16 Ekim 2012 Salı

"Abraham Lincoln Vampir Avcısı" Rahmetli Özal'da Kurtadamları Hallederdi !..

   Tanıtımıma başlamadan önce kadim bir atalar sözümüzü hatırlatmak istiyorum Yönetmenimiz Timur Bekmambetov'a; "Her hıyarım var diyene tuzlukla koşturma !"...  Sen ki "gündüz ve gece nöbeti"ni çekmiş adamsın, tamam paranın yüzü sıcak ama bari "Aranıyor (wanted)" janrında bişeyler çekseydin iyiydi. Ne bu böyle ! Parasını vereceğiz gel "Turgut Özal Werewolf Slayer" desek gelecek misin ? Neyse bu kadar çemkirme yeter.

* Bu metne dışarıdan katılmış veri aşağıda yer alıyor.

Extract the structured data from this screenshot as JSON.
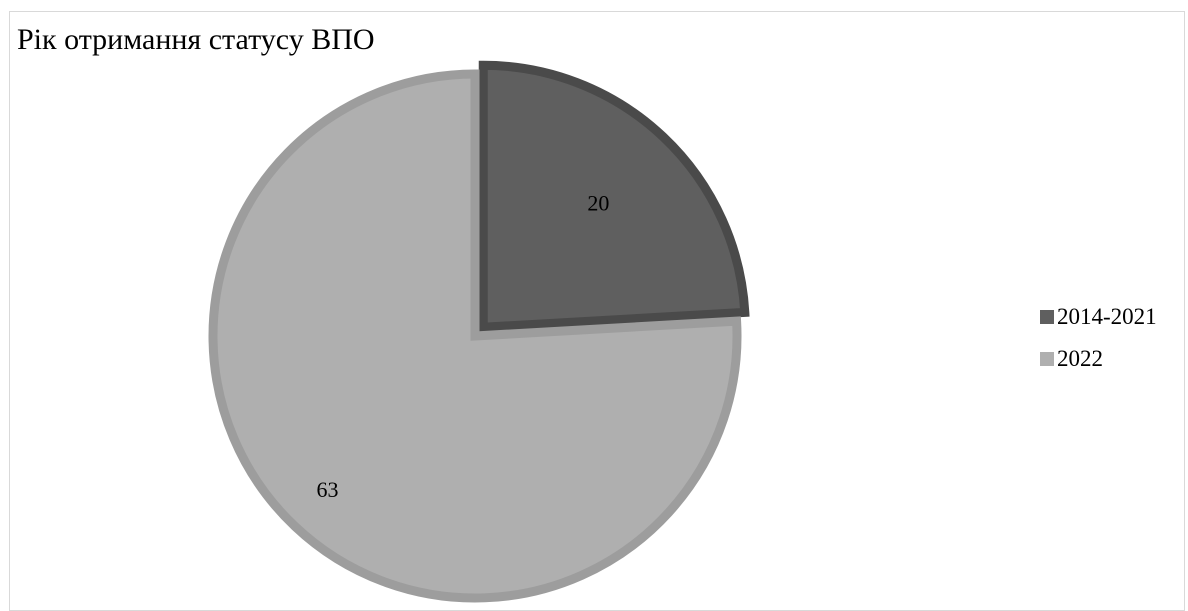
{
  "chart_data": {
    "type": "pie",
    "title": "Рік отримання статусу ВПО",
    "categories": [
      "2014-2021",
      "2022"
    ],
    "values": [
      20,
      63
    ],
    "colors": [
      "#5f5f5f",
      "#afafaf"
    ],
    "border_colors": [
      "#4a4a4a",
      "#9d9d9d"
    ],
    "data_labels": [
      "20",
      "63"
    ],
    "legend_position": "right",
    "exploded_slice": "2014-2021"
  }
}
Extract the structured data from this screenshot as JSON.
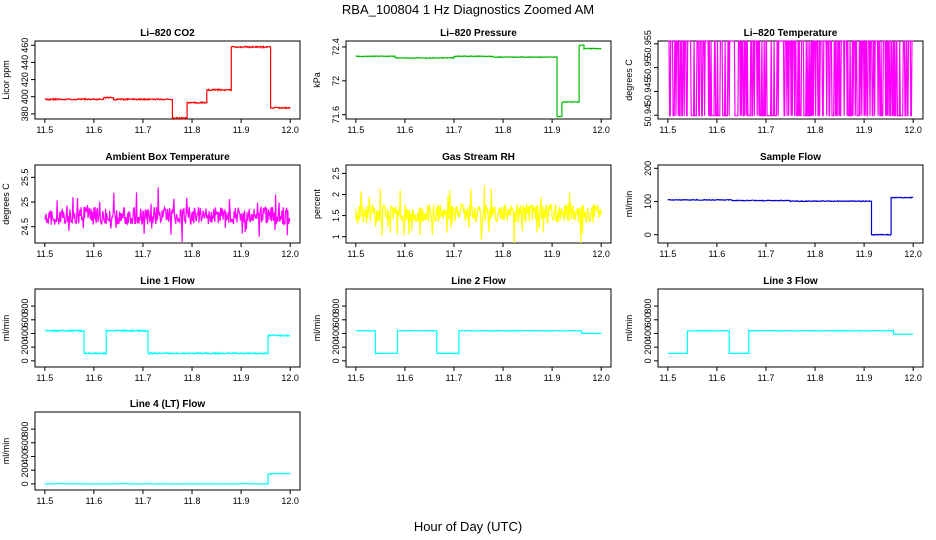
{
  "figure": {
    "title": "RBA_100804  1 Hz Diagnostics Zoomed AM",
    "xlabel": "Hour of Day (UTC)"
  },
  "chart_data": [
    {
      "type": "line",
      "title": "Li–820 CO2",
      "ylabel": "Licor ppm",
      "color": "#ff0000",
      "xlim": [
        11.5,
        12.0
      ],
      "xticks": [
        11.5,
        11.6,
        11.7,
        11.8,
        11.9,
        12.0
      ],
      "ylim": [
        374,
        465
      ],
      "yticks": [
        380,
        400,
        420,
        440,
        460
      ],
      "noise": 0.8,
      "seed": 11,
      "segments": [
        [
          11.5,
          11.62,
          397
        ],
        [
          11.62,
          11.64,
          399
        ],
        [
          11.64,
          11.76,
          397
        ],
        [
          11.76,
          11.79,
          375
        ],
        [
          11.79,
          11.83,
          393
        ],
        [
          11.83,
          11.88,
          408
        ],
        [
          11.88,
          11.96,
          458
        ],
        [
          11.96,
          12.0,
          387
        ]
      ]
    },
    {
      "type": "line",
      "title": "Li–820 Pressure",
      "ylabel": "kPa",
      "color": "#00bb00",
      "xlim": [
        11.5,
        12.0
      ],
      "xticks": [
        11.5,
        11.6,
        11.7,
        11.8,
        11.9,
        12.0
      ],
      "ylim": [
        71.55,
        72.47
      ],
      "yticks": [
        71.6,
        72.0,
        72.4
      ],
      "noise": 0.004,
      "seed": 12,
      "segments": [
        [
          11.5,
          11.58,
          72.29
        ],
        [
          11.58,
          11.7,
          72.27
        ],
        [
          11.7,
          11.78,
          72.29
        ],
        [
          11.78,
          11.91,
          72.28
        ],
        [
          11.91,
          11.92,
          71.58
        ],
        [
          11.92,
          11.955,
          71.75
        ],
        [
          11.955,
          11.965,
          72.42
        ],
        [
          11.965,
          12.0,
          72.38
        ]
      ]
    },
    {
      "type": "line",
      "title": "Li–820 Temperature",
      "ylabel": "degrees C",
      "color": "#ff00ff",
      "xlim": [
        11.5,
        12.0
      ],
      "xticks": [
        11.5,
        11.6,
        11.7,
        11.8,
        11.9,
        12.0
      ],
      "ylim": [
        50.9392,
        50.9556
      ],
      "yticks": [
        50.94,
        50.945,
        50.95,
        50.955
      ],
      "binary": [
        50.9399,
        50.9556
      ],
      "seed": 13,
      "noise": 0
    },
    {
      "type": "line",
      "title": "Ambient Box Temperature",
      "ylabel": "degrees C",
      "color": "#ff00ff",
      "xlim": [
        11.5,
        12.0
      ],
      "xticks": [
        11.5,
        11.6,
        11.7,
        11.8,
        11.9,
        12.0
      ],
      "ylim": [
        24.17,
        25.75
      ],
      "yticks": [
        24.5,
        25.0,
        25.5
      ],
      "noise": 0.18,
      "spikes": 0.45,
      "seed": 14,
      "segments": [
        [
          11.5,
          12.0,
          24.72
        ]
      ]
    },
    {
      "type": "line",
      "title": "Gas Stream RH",
      "ylabel": "percent",
      "color": "#ffff00",
      "xlim": [
        11.5,
        12.0
      ],
      "xticks": [
        11.5,
        11.6,
        11.7,
        11.8,
        11.9,
        12.0
      ],
      "ylim": [
        0.85,
        2.7
      ],
      "yticks": [
        1.0,
        1.5,
        2.0,
        2.5
      ],
      "noise": 0.22,
      "spikes": 0.6,
      "seed": 15,
      "segments": [
        [
          11.5,
          12.0,
          1.55
        ]
      ]
    },
    {
      "type": "line",
      "title": "Sample Flow",
      "ylabel": "ml/min",
      "color": "#0000cc",
      "xlim": [
        11.5,
        12.0
      ],
      "xticks": [
        11.5,
        11.6,
        11.7,
        11.8,
        11.9,
        12.0
      ],
      "ylim": [
        -25,
        210
      ],
      "yticks": [
        0,
        100,
        200
      ],
      "noise": 1.2,
      "seed": 16,
      "segments": [
        [
          11.5,
          11.63,
          105
        ],
        [
          11.63,
          11.75,
          103
        ],
        [
          11.75,
          11.915,
          101
        ],
        [
          11.915,
          11.955,
          0
        ],
        [
          11.955,
          12.0,
          112
        ]
      ]
    },
    {
      "type": "line",
      "title": "Line 1 Flow",
      "ylabel": "ml/min",
      "color": "#00ffff",
      "xlim": [
        11.5,
        12.0
      ],
      "xticks": [
        11.5,
        11.6,
        11.7,
        11.8,
        11.9,
        12.0
      ],
      "ylim": [
        -90,
        1050
      ],
      "yticks": [
        0,
        200,
        400,
        600,
        800
      ],
      "noise": 10,
      "seed": 17,
      "segments": [
        [
          11.5,
          11.58,
          440
        ],
        [
          11.58,
          11.625,
          110
        ],
        [
          11.625,
          11.71,
          440
        ],
        [
          11.71,
          11.955,
          110
        ],
        [
          11.955,
          12.0,
          370
        ]
      ]
    },
    {
      "type": "line",
      "title": "Line 2 Flow",
      "ylabel": "ml/min",
      "color": "#00ffff",
      "xlim": [
        11.5,
        12.0
      ],
      "xticks": [
        11.5,
        11.6,
        11.7,
        11.8,
        11.9,
        12.0
      ],
      "ylim": [
        -90,
        1050
      ],
      "yticks": [
        0,
        200,
        400,
        600,
        800
      ],
      "noise": 4,
      "seed": 18,
      "segments": [
        [
          11.5,
          11.54,
          440
        ],
        [
          11.54,
          11.585,
          110
        ],
        [
          11.585,
          11.665,
          440
        ],
        [
          11.665,
          11.71,
          110
        ],
        [
          11.71,
          11.96,
          440
        ],
        [
          11.96,
          12.0,
          400
        ]
      ]
    },
    {
      "type": "line",
      "title": "Line 3 Flow",
      "ylabel": "ml/min",
      "color": "#00ffff",
      "xlim": [
        11.5,
        12.0
      ],
      "xticks": [
        11.5,
        11.6,
        11.7,
        11.8,
        11.9,
        12.0
      ],
      "ylim": [
        -90,
        1050
      ],
      "yticks": [
        0,
        200,
        400,
        600,
        800
      ],
      "noise": 4,
      "seed": 19,
      "segments": [
        [
          11.5,
          11.54,
          110
        ],
        [
          11.54,
          11.625,
          440
        ],
        [
          11.625,
          11.665,
          110
        ],
        [
          11.665,
          11.96,
          440
        ],
        [
          11.96,
          12.0,
          390
        ]
      ]
    },
    {
      "type": "line",
      "title": "Line 4 (LT) Flow",
      "ylabel": "ml/min",
      "color": "#00ffff",
      "xlim": [
        11.5,
        12.0
      ],
      "xticks": [
        11.5,
        11.6,
        11.7,
        11.8,
        11.9,
        12.0
      ],
      "ylim": [
        -90,
        1050
      ],
      "yticks": [
        0,
        200,
        400,
        600,
        800
      ],
      "noise": 2,
      "seed": 20,
      "segments": [
        [
          11.5,
          11.955,
          0
        ],
        [
          11.955,
          11.96,
          140
        ],
        [
          11.96,
          12.0,
          150
        ]
      ]
    }
  ]
}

   Küçük Abraham'ın annesini vampirler öldürünce içine bir hırs dolar bir hırs dolar ki, yeterli ara gazını aldığında ağaçları tek balta darbesiyle devirir bir genç irisi olur.  Vampir öldürme işini benimser, arada (ne arada bilmiyorum) hukuk da okur. Bakar ki vampir öldürmede para yok, bari başkan olayım da yeşerdiğim kızla kuracağımız yuvada aç biilaç kalmayayım hem lojmanı da güzel der ve sebat eder başkan olur. Başarılı bir vampir avcısının başkan olmasını içine sindiremeyen vampirler ülkenin güneyini komple vampir yaparak iç savaş başlatır. Başkanlık ve vampir avcılığını birarada sürdüremeyip baltasını karısının çeyiz sandığına kilitleyen Abrahamcık ne yapsın ? Mecburen savaşı bitirmek için baltasını sandıktan çıkarır bütün vampirleri öldürür. Yazılar çıkar.
   Konu kısaca bu. Yerseniz. 
   Bu senaryoyu Stanley Kubrick çekse, çekilmez. Timur Bey dağarcığındakileri kullanmış (yok kumaş gibi yırtılan ahşap duvarlar, yok üstüste görsel çağrışım yapan sekansların bileşimi, yok insanoğlundaki ani güç patlamaları vs.) ama gideri yok.
   Şöyle bir önerim olabilir. Komedi olarak ele alınırsa seyredilebilir.
   Son bir şey daha : iyice kanaat getirdim : holivut yaşlandırma makyajını beceremiyor.